Resident Evil: The Final Chapter

Starring: Milla Jovovich, Iain Glen, Ali Larter, Shawn Roberts, Eoin Macken, Fraser James, Ruby Rose, William Levy, Rola, Ever Anderson, and more.

Directed by: Paul W.S. Anderson Written by: Paul W.S. Anderson Cinematography by: Glen MacPherson Music by: Paul Haslinger

Premise: Having survived a trap in Washington, D.C. Alice gets contacted by the Red Queen – Umbrella’s AI Computer. She warns that in 48 hours the three thousand plus humans left on the surface of the planet will be exterminated. Their only hope is for Alice to come back to the Hive to retrieve the antidote for the T-virus. One the Umbrella Corporation has kept hidden from the world. The ultimate secrets are about to be revealed. (Rated  R)

Review:

1) Acting – Thumbs Up: Familiar and new characters fill the cast. Milla Jovovich, Iain Glen, Ali Larter, and Shawn Roberts reprise their previous roles in the Resident Evil universe. A couple of them get to play more than one. 🙂 Milla Jovovich continues to give Alice some nice layers with what little she’s given to work with. Iain Glen looks to have had a lot of most fun playing multiple roles in this one.

2) Special Effects – Thumbs Up: It’s hard to say if it was due to budget cuts or the direction the group was ordered to follow, but some of the filming choices made a lot of the special effects look cheap or mediocre. Which is a shame, because there were some neat effects in there.

The first creature that attacks Alice is filmed in such a way the audience can’t get a sense of what it look like. All you see is a blurred, giant blob of flesh. Between all the shaky cam and giggling, weaving viewpoints. They did slightly better with the next creature, but even that one the good glimpses seemed doled out rather than consistent.

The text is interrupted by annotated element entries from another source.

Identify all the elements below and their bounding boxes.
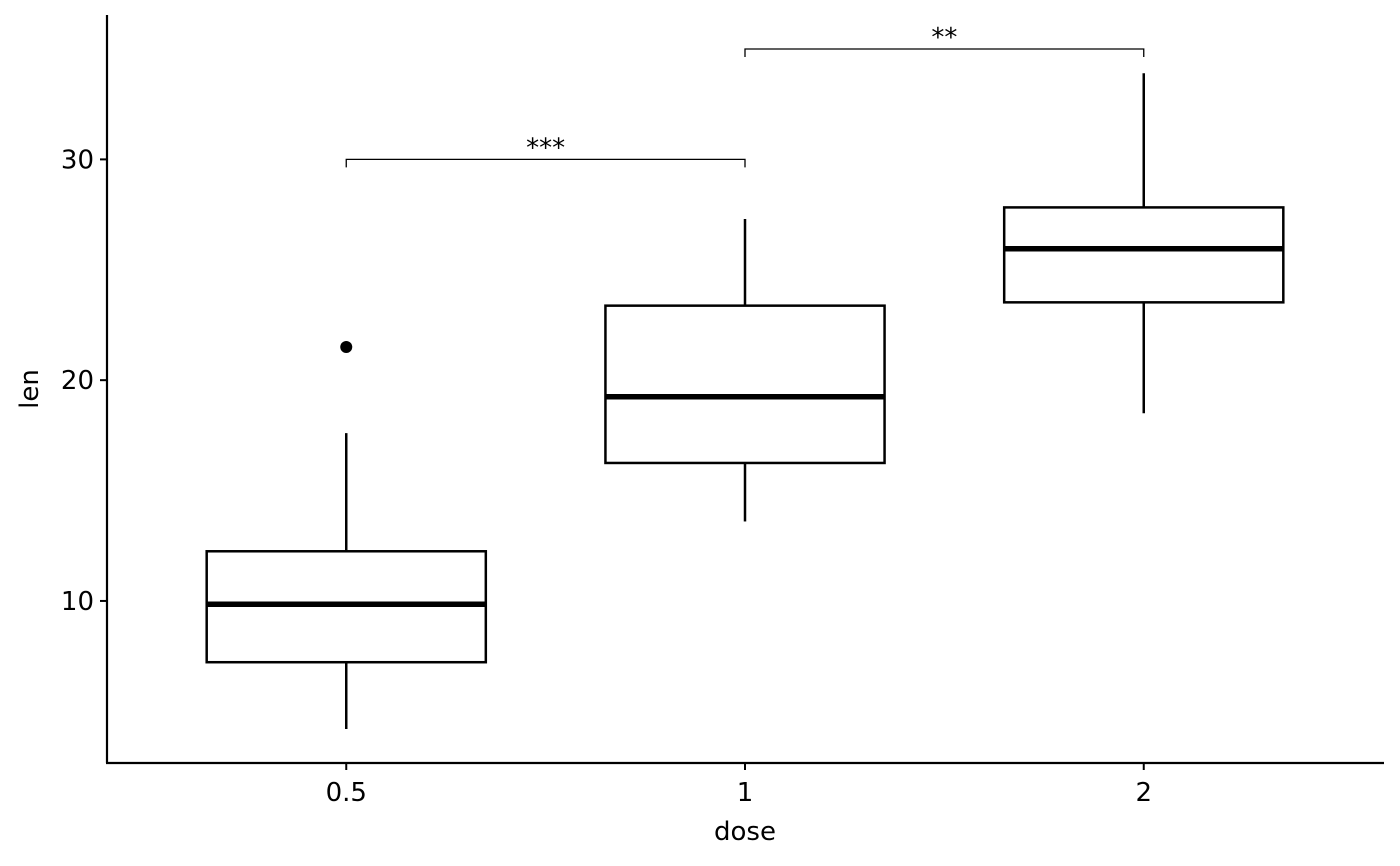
y-axis-title: len xyxy=(15,369,45,409)
y-tick-label: 30 xyxy=(61,145,94,175)
significance-bracket xyxy=(345,158,746,168)
x-tick-label: 1 xyxy=(737,778,754,808)
y-tick-label: 20 xyxy=(61,366,94,396)
x-tick-label: 2 xyxy=(1135,778,1152,808)
box xyxy=(604,304,886,465)
significance-label: *** xyxy=(526,133,565,163)
y-tick-label: 10 xyxy=(61,587,94,617)
significance-label: ** xyxy=(931,23,957,53)
outlier xyxy=(340,341,353,354)
box xyxy=(1002,206,1285,304)
significance-bracket xyxy=(744,48,1145,57)
x-axis-title: dose xyxy=(714,817,776,847)
x-tick-label: 0.5 xyxy=(326,778,367,808)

Great work on the zombies. The ones hung from a bridge and only reacting when the trucks drove beneath them were an awesome detail. There’s one that shows up in the Hive that gave it all he had despite being hung to dry, poor thing. He looked great!

The Hive itself was fab. The recreations of several familiar places and the transformation of others were well done. The evil laser corridor makes a comeback. Bwahaha! The bridge/walkway coming up out of the water was awesome.

3) Plot/Story – Thumbs Down: Hubby has loved this franchise since day one. I’ve gone and seen all of the films with him. Some have been better than others, yet you don’t tend to expect too much in that department. The action and special effects are what people truly come for, and they usually deliver quite well on that aspect of things.  This time, though, they failed at both. 🙁

The plot was awful. Too much of it was contrived for convenience. No real surprises.

It was bad enough that the audience gets thrown into the deep end with little explanation. (And with information that doesn’t match info previously given in other films!) Then we’re “told” Alice survived a trap in D.C. but got to see none of it. New characters are thrown at us, but the audience is given no time to get to know them. Yet we’re expected to care when they die…

Alice has 48 hours to get the antidote and save humanity. Yet the story has the characters waste hours upon hours preparing for a coming attack on the human “stronghold” rather than just go to the Hive to save what little of the human race is left. Instead, Alice leaves herself two measly hours to break into and infiltrate a giant underground facility and find the elusive antidote. One that could be locked up anywhere in the facility and not easily accessible. Right…

Wesker’s job is to keep people out of the Hive. He knows Alice is coming. He and Isaacs keep talking about doing lockdowns and having all the security primed. So what does he do? He keeps the giant door leading into the hive WIDE OPEN! Even taking into account the supposed “power grid issues” he still had plenty of time to close the thing but doesn’t. (What’s hilarious about the super convenient “power grid issues” is that if they truly had rolling power outages, all of the people in the cryo tubes would be DEAD!)

Don’t get me started on how the “power grid issues” get used to make convenient problems for the infiltrators. Ugh.

As if the plot issues weren’t bad enough, they ruined most of the action shots with shaky cam, blinking lights, wobbly angles and any excuse to not get a good clear shot of the action. Made no sense. You’d get one impressive bit of fighting, then a ton of jerky crap you couldn’t keep track of. *sigh*

4) Stunts – Thumbs Up: Lots of stunts and neatly choreographed battle scenes. But they too suffered from the horrible shaky cam, wobbly angles, and strobe light effects. Boo! It was frustrating to get something super cool and then something almost unrecognizable. Double boo!

5) Music – Total Thumbs Up: The one bright spot of the movie was the music. Paul Haslinger’s “A Force so Evil” track which is used as the film opens got the blood flowing and built a growing sense of excitement. Too bad the plot and bad filming couldn’t follow through on what he created with the score.

Conclusion: The final installment in the “Resident Evil” saga will not leave a good impression overall. Bad plots might be expected in films like these, but when they muck with the action, they’ve drained what little fun could be had at all.